Topic: Conjugation is bijection
Alex Kontorovich (Aug 11 2023 at 12:51):
I'm sure we have this but can't find it?
import Mathlib.GroupTheory.GroupAction.Basic
theorem Group.Bijective_conjugate {α : Type _} [Group α] (g : α) :
Function.Bijective (fun h ↦ g * h * g⁻¹) := sorry
Alex Kontorovich (Aug 11 2023 at 12:51):
Should probably be a comp of right and left multiplication being bijective?

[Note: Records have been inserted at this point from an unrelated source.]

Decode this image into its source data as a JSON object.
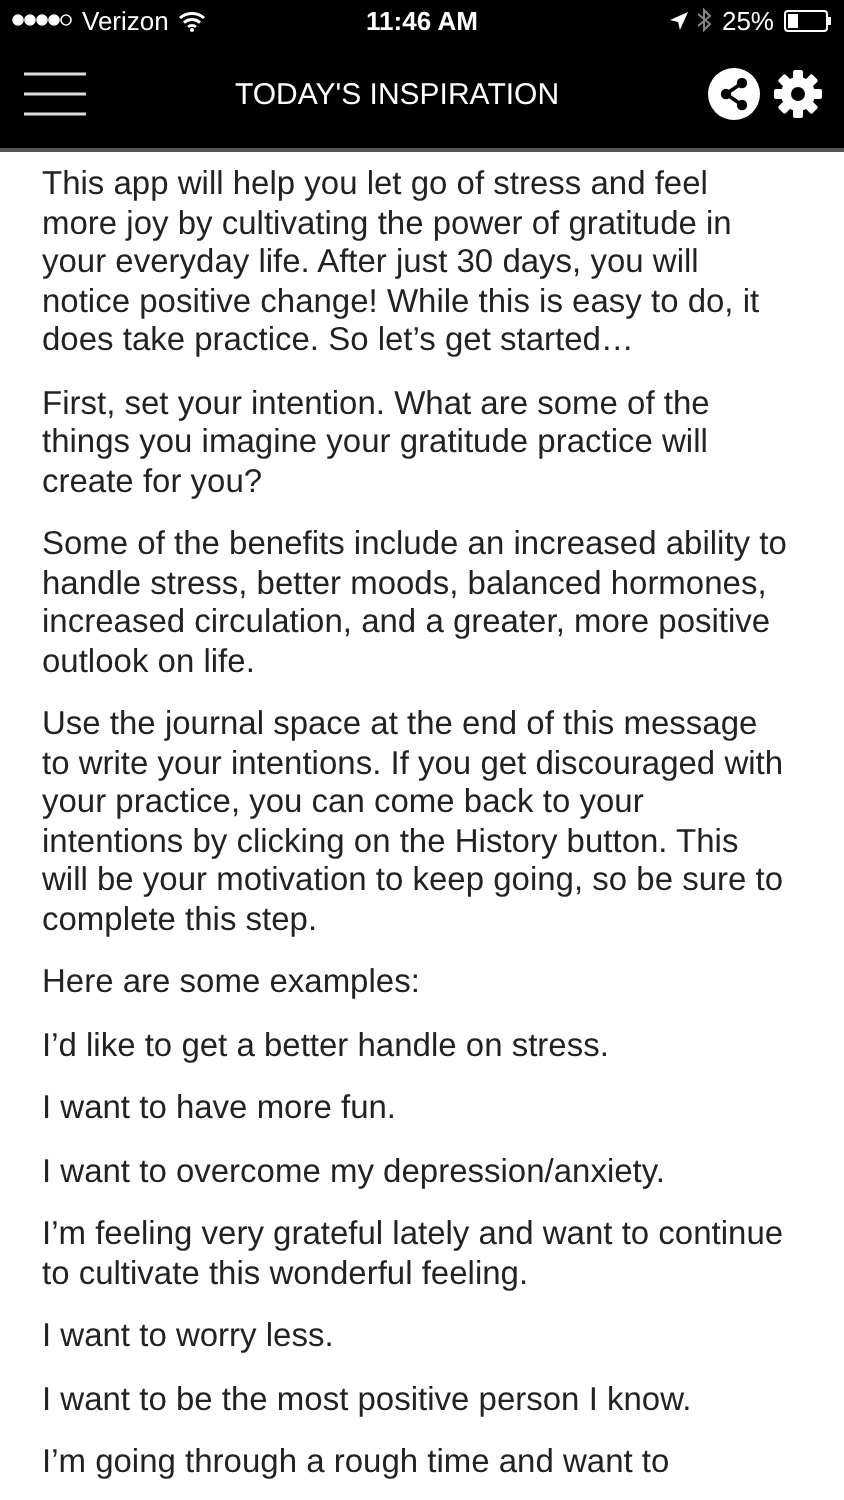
{
  "status_bar": {
    "carrier": "Verizon",
    "time": "11:46 AM",
    "battery": "25%"
  },
  "nav_bar": {
    "title": "TODAY'S INSPIRATION"
  },
  "paragraphs": [
    "This app will help you let go of stress and feel more joy by cultivating the power of gratitude in your everyday life. After just 30 days, you will notice positive change! While this is easy to do, it does take practice. So let’s get started…",
    "First, set your intention. What are some of the things you imagine your gratitude practice will create for you?",
    "Some of the benefits include an increased ability to handle stress, better moods, balanced hormones, increased circulation, and a greater, more positive outlook on life.",
    "Use the journal space at the end of this message to write your intentions. If you get discouraged with your practice, you can come back to your intentions by clicking on the History button. This will be your motivation to keep going, so be sure to complete this step.",
    "Here are some examples:",
    "I’d like to get a better handle on stress.",
    "I want to have more fun.",
    "I want to overcome my depression/anxiety.",
    "I’m feeling very grateful lately and want to continue to cultivate this wonderful feeling.",
    "I want to worry less.",
    "I want to be the most positive person I know.",
    "I’m going through a rough time and want to"
  ]
}
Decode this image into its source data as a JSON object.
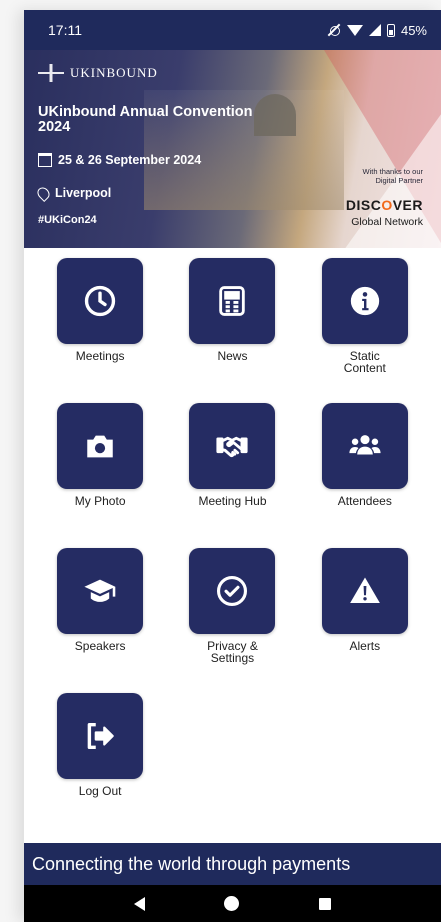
{
  "status_bar": {
    "time": "17:11",
    "battery": "45%"
  },
  "banner": {
    "logo_text": "UKINBOUND",
    "title": "UKinbound Annual Convention 2024",
    "dates": "25 & 26 September 2024",
    "location": "Liverpool",
    "hashtag": "#UKiCon24",
    "thanks": "With thanks to our Digital Partner",
    "partner_pre": "DISC",
    "partner_o": "O",
    "partner_post": "VER",
    "partner_sub": "Global Network"
  },
  "tiles": [
    {
      "label": "Meetings",
      "icon": "clock-icon"
    },
    {
      "label": "News",
      "icon": "newspaper-icon"
    },
    {
      "label": "Static\nContent",
      "icon": "info-icon"
    },
    {
      "label": "My Photo",
      "icon": "camera-icon"
    },
    {
      "label": "Meeting Hub",
      "icon": "handshake-icon"
    },
    {
      "label": "Attendees",
      "icon": "users-icon"
    },
    {
      "label": "Speakers",
      "icon": "graduation-cap-icon"
    },
    {
      "label": "Privacy &\nSettings",
      "icon": "check-circle-icon"
    },
    {
      "label": "Alerts",
      "icon": "warning-icon"
    },
    {
      "label": "Log Out",
      "icon": "logout-icon"
    }
  ],
  "footer": {
    "tagline": "Connecting the world through payments"
  },
  "colors": {
    "primary": "#252c63",
    "status_bar": "#1f2a5c",
    "accent_orange": "#f26a1c"
  }
}
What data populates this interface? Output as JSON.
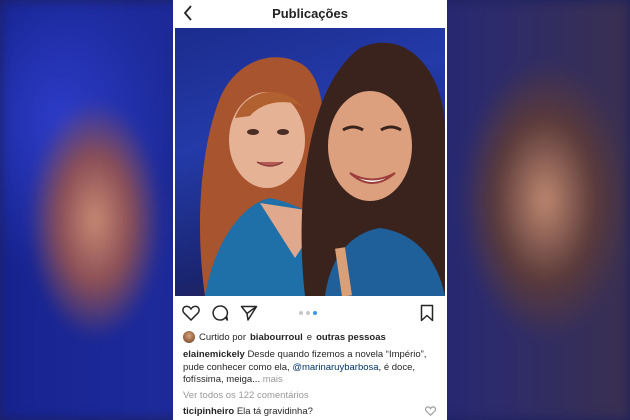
{
  "header": {
    "title": "Publicações",
    "back_icon": "chevron-left-icon"
  },
  "post": {
    "photo_description_icon": "photo",
    "actions": {
      "like_icon": "heart-icon",
      "comment_icon": "comment-icon",
      "share_icon": "send-icon",
      "save_icon": "bookmark-icon"
    },
    "carousel": {
      "count": 3,
      "active_index": 2
    },
    "likes": {
      "prefix": "Curtido por",
      "user": "biabourroul",
      "joiner": "e",
      "others": "outras pessoas"
    },
    "caption": {
      "username": "elainemickely",
      "text_1": "Desde quando fizemos a novela “Império”, pude conhecer como ela,",
      "mention": "@marinaruybarbosa",
      "text_2": ", é doce, fofíssima, meiga...",
      "more": "mais"
    },
    "comments_link": "Ver todos os 122 comentários",
    "top_comment": {
      "username": "ticipinheiro",
      "text": "Ela tá gravidinha?"
    }
  },
  "colors": {
    "link_blue": "#003569",
    "active_dot": "#3897f0",
    "muted": "#999999"
  }
}
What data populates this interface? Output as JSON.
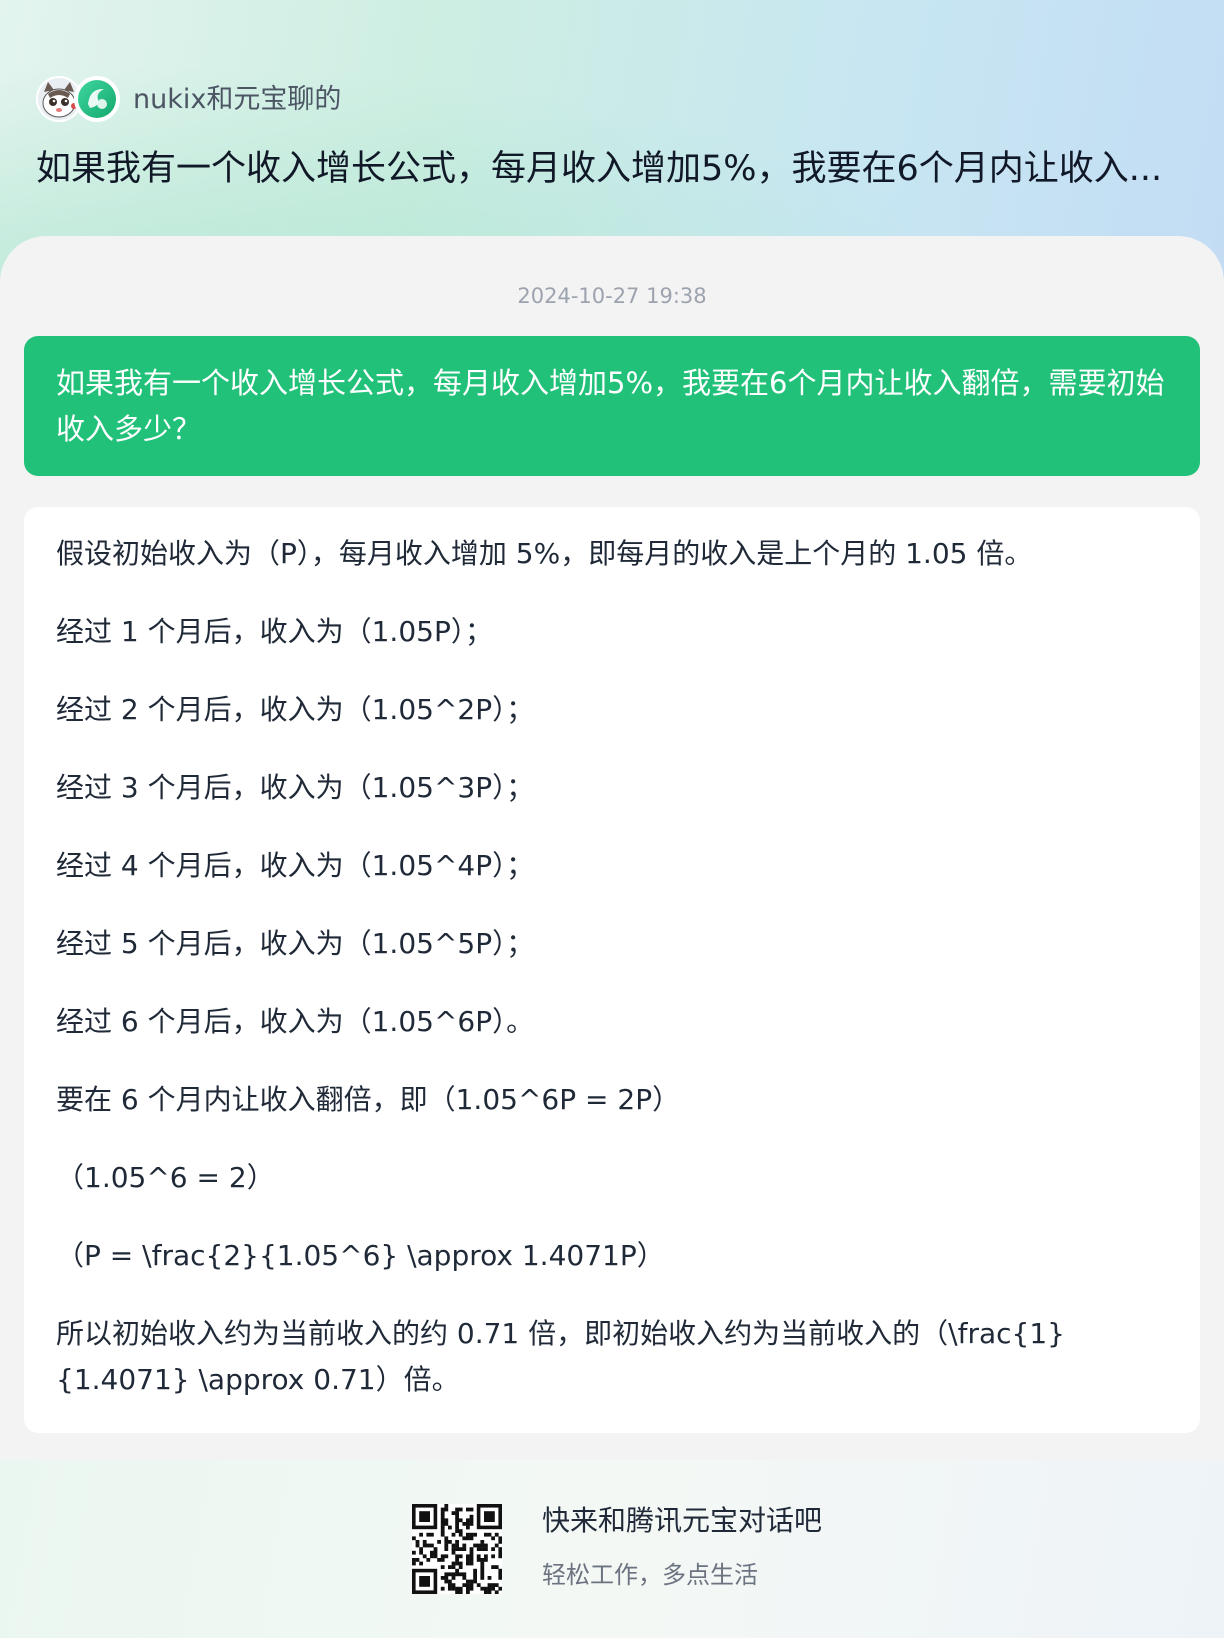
{
  "header": {
    "share_user_label": "nukix和元宝聊的",
    "conversation_title": "如果我有一个收入增长公式，每月收入增加5%，我要在6个月内让收入..."
  },
  "chat": {
    "timestamp": "2024-10-27 19:38",
    "user_message": "如果我有一个收入增长公式，每月收入增加5%，我要在6个月内让收入翻倍，需要初始收入多少？",
    "assistant_paragraphs": [
      "假设初始收入为（P），每月收入增加 5%，即每月的收入是上个月的 1.05 倍。",
      "经过 1 个月后，收入为（1.05P）；",
      "经过 2 个月后，收入为（1.05^2P）；",
      "经过 3 个月后，收入为（1.05^3P）；",
      "经过 4 个月后，收入为（1.05^4P）；",
      "经过 5 个月后，收入为（1.05^5P）；",
      "经过 6 个月后，收入为（1.05^6P）。",
      "要在 6 个月内让收入翻倍，即（1.05^6P = 2P）",
      "（1.05^6 = 2）",
      "（P = \\frac{2}{1.05^6} \\approx 1.4071P）",
      "所以初始收入约为当前收入的约 0.71 倍，即初始收入约为当前收入的（\\frac{1}{1.4071} \\approx 0.71）倍。"
    ]
  },
  "footer": {
    "cta_title": "快来和腾讯元宝对话吧",
    "cta_subtitle": "轻松工作，多点生活"
  },
  "icons": {
    "user_avatar": "cartoon-cat-avatar-icon",
    "bot_avatar": "yuanbao-logo-icon",
    "qr": "qr-code-icon"
  },
  "colors": {
    "accent_green": "#22c17a",
    "card_background": "#f3f3f3"
  }
}
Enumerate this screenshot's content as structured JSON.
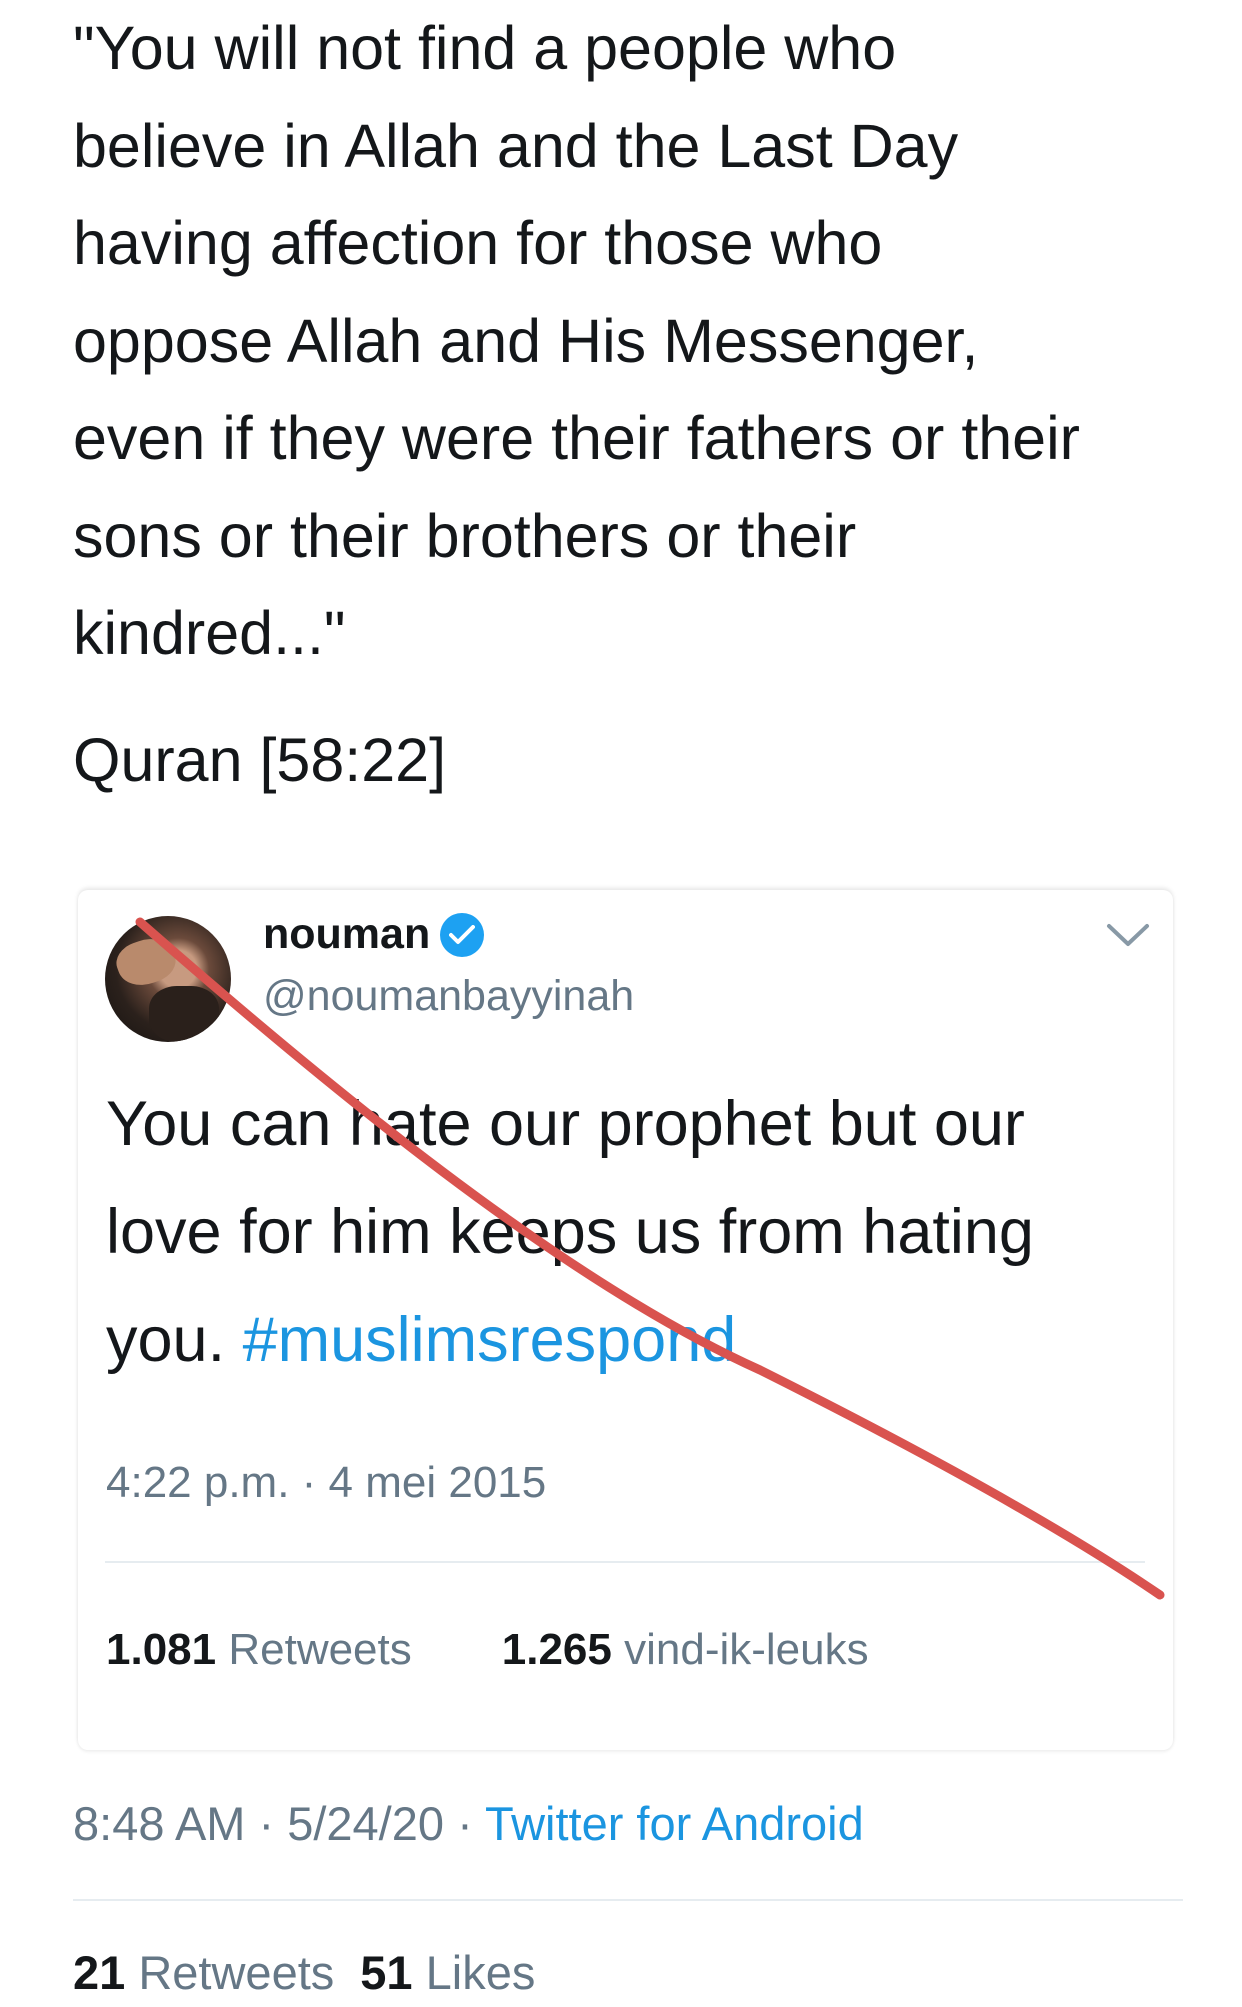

Alex Kontorovich (Aug 11 2023 at 12:54):
Anything simpler than this?
import Mathlib.GroupTheory.GroupAction.Basic
theorem Group.Bijective_conjugate {α : Type _} [Group α] (g : α) :
Function.Bijective (fun h ↦ g * h * g⁻¹) := by
convert (mulLeft_bijective g).comp (mulRight_bijective g⁻¹) using 1
simp [Function.comp, mul_assoc]
Eric Wieser (Aug 11 2023 at 12:56):
import Mathlib.GroupTheory.GroupAction.ConjAct
theorem Group.Bijective_conjugate {α : Type _} [Group α] (g : α) :
Function.Bijective (fun h ↦ g * h * g⁻¹) :=
(MulAction.toPerm (ConjAct.toConjAct g)).bijective
Eric Wieser (Aug 11 2023 at 12:58):
Which is exploiting that the statement is the same as Function.Bijective (ConjAct.toConjAct g • ·) which in turn is just a standard result about group actions
Eric Wieser (Aug 11 2023 at 13:00):
In the spirit of your code, you just had the left and right in the wrong order:
import Mathlib.GroupTheory.GroupAction.Basic
theorem Group.Bijective_conjugate {α : Type _} [Group α] (g : α) :
Function.Bijective (fun h ↦ g * h * g⁻¹) :=
(mulRight_bijective g⁻¹).comp (mulLeft_bijective g)
Alex Kontorovich (Aug 11 2023 at 13:03):
Great, thanks; is it worth adding this to mathlib? (It was annoying that exact? didn't find it...) If so, what's the right name, perhaps Group.Conj_bijective is closer?
Alex Kontorovich (Aug 11 2023 at 13:16):
And what's better, to phrase it as a bijection, or permutation?
Jireh Loreaux (Aug 11 2023 at 13:41):
IMHO it seems overly specific to have this, since it's true for any group action, and we already have the code to do it generally. But others may disagree with me.
Anatole Dedecker (Aug 11 2023 at 13:45):
We have docs#MulAut.conj which should be all you need
Last updated: Dec 20 2023 at 11:08 UTC